La diseñadora Hella Jongerius lleva toda la vida estudiando cómo se comporta el color, ya sea desde dentro de empresas con una gran personalidad como Vitra o por cuenta propia. Y, desde su punto de vista, el mundo sufre de anorexia en temas de color. Un observador con cierta sensibilidad para el color puede apreciar hasta 100.000 matices diferentes. Por eso no deja de sorprender que la mayoría de nosotros nos movamos en una horquilla cromática infinitamente menor. Una de las claves que explicaría los motivos de este comportamiento conservador sería la que apunta la propia Jongerius. La diseñadora asegura que necesitamos por lo menos diez años para incorporar un color a nuestras vidas.



El analista de tendencias y asesor de Pantone David Shah dice que hay dos tipos de tendencias: por un lado las globales, que van asociadas a los cambios sociológicos y el consumo, y por el otro las sutiles, que pivotan alrededor de la película o el spot del momento.
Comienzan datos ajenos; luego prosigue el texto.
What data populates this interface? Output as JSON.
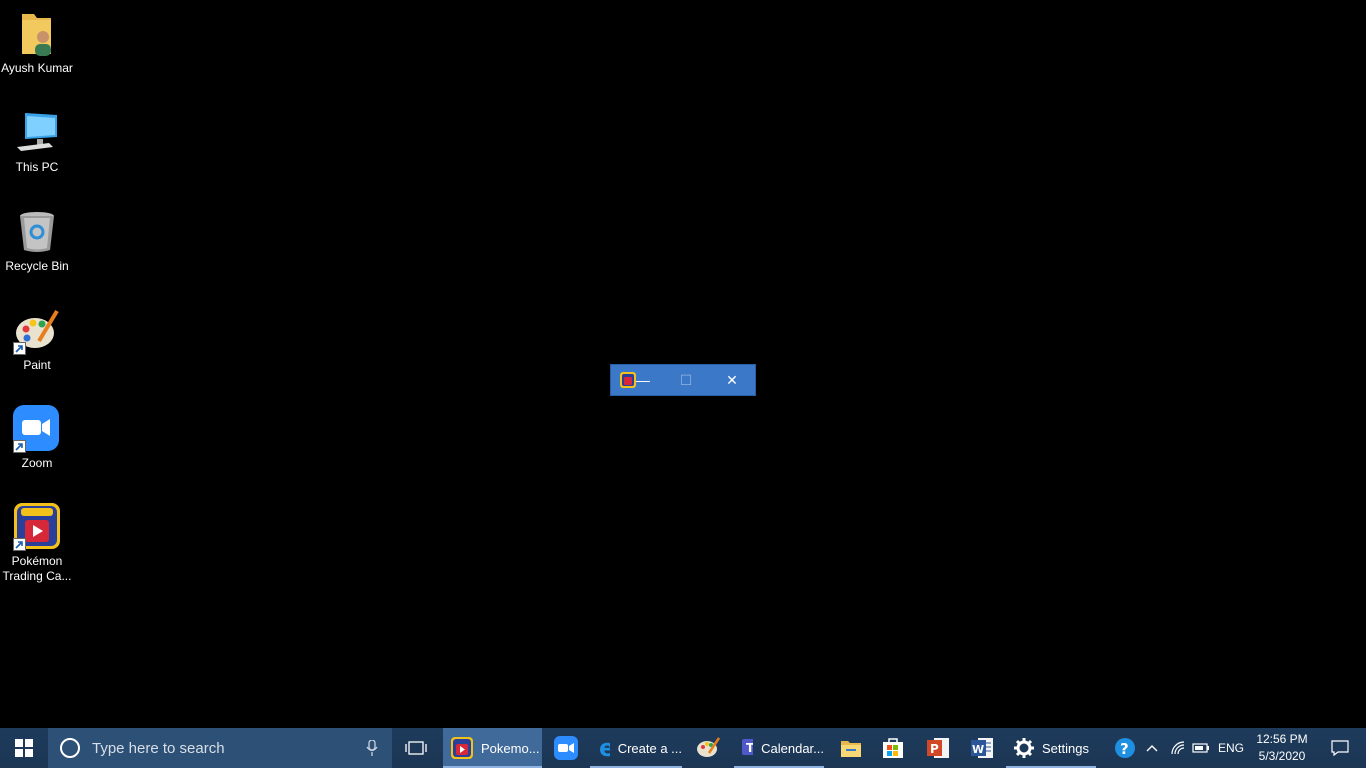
{
  "desktop": {
    "icons": [
      {
        "label": "Ayush Kumar",
        "icon": "user-folder-icon"
      },
      {
        "label": "This PC",
        "icon": "computer-icon"
      },
      {
        "label": "Recycle Bin",
        "icon": "recycle-bin-icon"
      },
      {
        "label": "Paint",
        "icon": "paint-palette-icon"
      },
      {
        "label": "Zoom",
        "icon": "zoom-camera-icon"
      },
      {
        "label": "Pokémon Trading Ca...",
        "icon": "pokemon-tcg-icon"
      }
    ]
  },
  "mini_window": {
    "minimize": "—",
    "maximize": "☐",
    "close": "✕"
  },
  "taskbar": {
    "search_placeholder": "Type here to search",
    "apps": [
      {
        "label": "Pokemo...",
        "icon": "pokemon-tcg-icon",
        "active": true
      },
      {
        "label": "",
        "icon": "zoom-camera-icon"
      },
      {
        "label": "Create a ...",
        "icon": "edge-icon"
      },
      {
        "label": "",
        "icon": "paint-palette-icon"
      },
      {
        "label": "Calendar...",
        "icon": "teams-icon"
      },
      {
        "label": "",
        "icon": "file-explorer-icon"
      },
      {
        "label": "",
        "icon": "store-icon"
      },
      {
        "label": "",
        "icon": "powerpoint-icon"
      },
      {
        "label": "",
        "icon": "word-icon"
      },
      {
        "label": "Settings",
        "icon": "gear-icon"
      }
    ],
    "tray": {
      "language": "ENG",
      "time": "12:56 PM",
      "date": "5/3/2020"
    }
  },
  "colors": {
    "taskbar": "#1e3b5c",
    "search_box": "#2d5077",
    "window_title": "#3c78c8",
    "accent": "#8fb3e0"
  }
}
El anuncio del color del año por parte de Pantone forma parte de las primeras, y este año todos los estudios desarrollados por esta empresa con sede en Nueva Jersey han llevado a nombrar el Classic Blue como color del año. “Vivimos en una época que exige confianza y fe”, argumenta Leatrice Eiseman, gurú del color y directora del Instituto Pantone. “Y esta clase de confianza y constancia es la que expresa el Classic Blue, un tono sólido y fiable”.
Las firmas de decoración, moda y complementos, conocedoras de lo importante que resulta el factor color para sus clientes a la hora de escoger un producto, se afanan en producir piezas en este azul clásico, aunque también saben que doce meses es mucho tiempo para apostarlo todo a una sola carta.

Dice David Shah que en los últimos años se está imponiendo el blanco y negro. El reputado analista afirma que “hasta hace poco, todo se movía en el terreno del centro, mientras que ahora, las modas se van hacia los extremos, hacia los polos opuestos”. Aún así, Shah también percibe un retorno a los colores pastel, unos tonos que triunfan porque están asociados a la salud, nuestra principal preocupación. Para Li Edelkoort, otro gran oráculo de lo que está por venir, “el folcklore será la tendencia que asome en el horizonte de los años venideros”. Según Edelkoort, en el futuro incorporaremos naturalmente los materiales, las texturas y los colores únicos de cada región.